Il tartufo tra mito e realtà

Il tartufo è un fungo ipogeo, che nasce e si sviluppa sottoterra. Costituito in gran parte da acqua, fibre e sali minerali, vive in simbiosi con le radici di alcune piante che gli trasmettono le sostanze organiche, tra cui il cerro, il tiglio e il nocciolo. Sono numerose le caratteristiche che lo distinguono e che lo rendono così attraente per il nostro palato, ma non è facile descriverne il sapore.

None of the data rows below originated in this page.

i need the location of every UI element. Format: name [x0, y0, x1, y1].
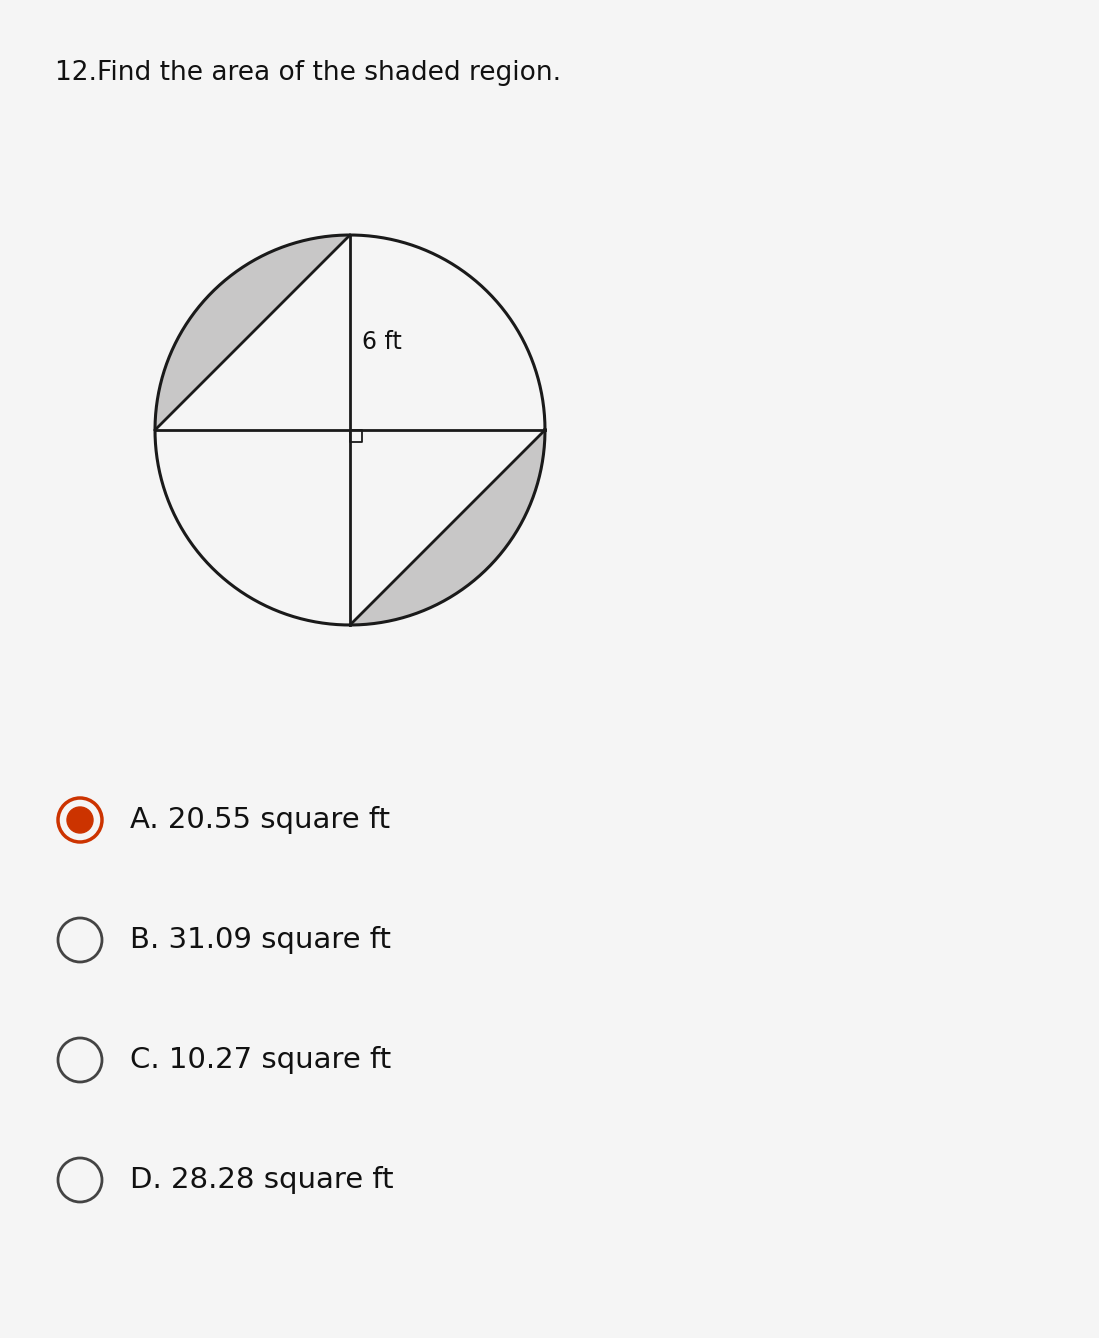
Text: 12.Find the area of the shaded region.: 12.Find the area of the shaded region. [55, 60, 562, 86]
Circle shape [67, 807, 93, 834]
Text: A. 20.55 square ft: A. 20.55 square ft [130, 805, 390, 834]
Text: C. 10.27 square ft: C. 10.27 square ft [130, 1046, 391, 1074]
Polygon shape [155, 235, 349, 429]
Text: B. 31.09 square ft: B. 31.09 square ft [130, 926, 391, 954]
Text: 6 ft: 6 ft [362, 330, 402, 355]
Text: D. 28.28 square ft: D. 28.28 square ft [130, 1165, 393, 1193]
Polygon shape [349, 429, 545, 625]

Antonella Brancadoro è il Direttore dell’Associazione Nazionale Città del Tartufo, e con grande partecipazione ci descrive il significato di questa conquista:

“Questo riconoscimento ha rappresentato per noi un premio speciale. Un premio per l’impegno e la dedizione, un podio conquistato grazie a un lungo percorso durato 10 anni: raccolta di documenti, interviste, foto, organizzazione e ricostruzione di memorie, spesso orali, divenute conoscenza e consapevolezza.
In Italia il tartufo c’è sempre stato, con stagioni più o meno ricche e terre più o meno prolifiche per qualità e quantità. Il nostro compito è stato quello di ricostruire una tradizione e documentarla antropologicamente e archivisticamente, trascinando fuori dalla porta delle case dei singoli tartufai un’eredità orale tipicamente privata, per elevarla a sapere di una comunità più ampia, valorizzarla, formalizzarla. Un patrimonio generato e rigenerato costantemente dalle comunità in risposta alla loro interazione con l’ambiente e la storia, contribuendo a creare un senso di identità e di continuità, promuovendo in tal modo il rispetto per la biodiversità, la diversità culturale e l’esperienza umana.”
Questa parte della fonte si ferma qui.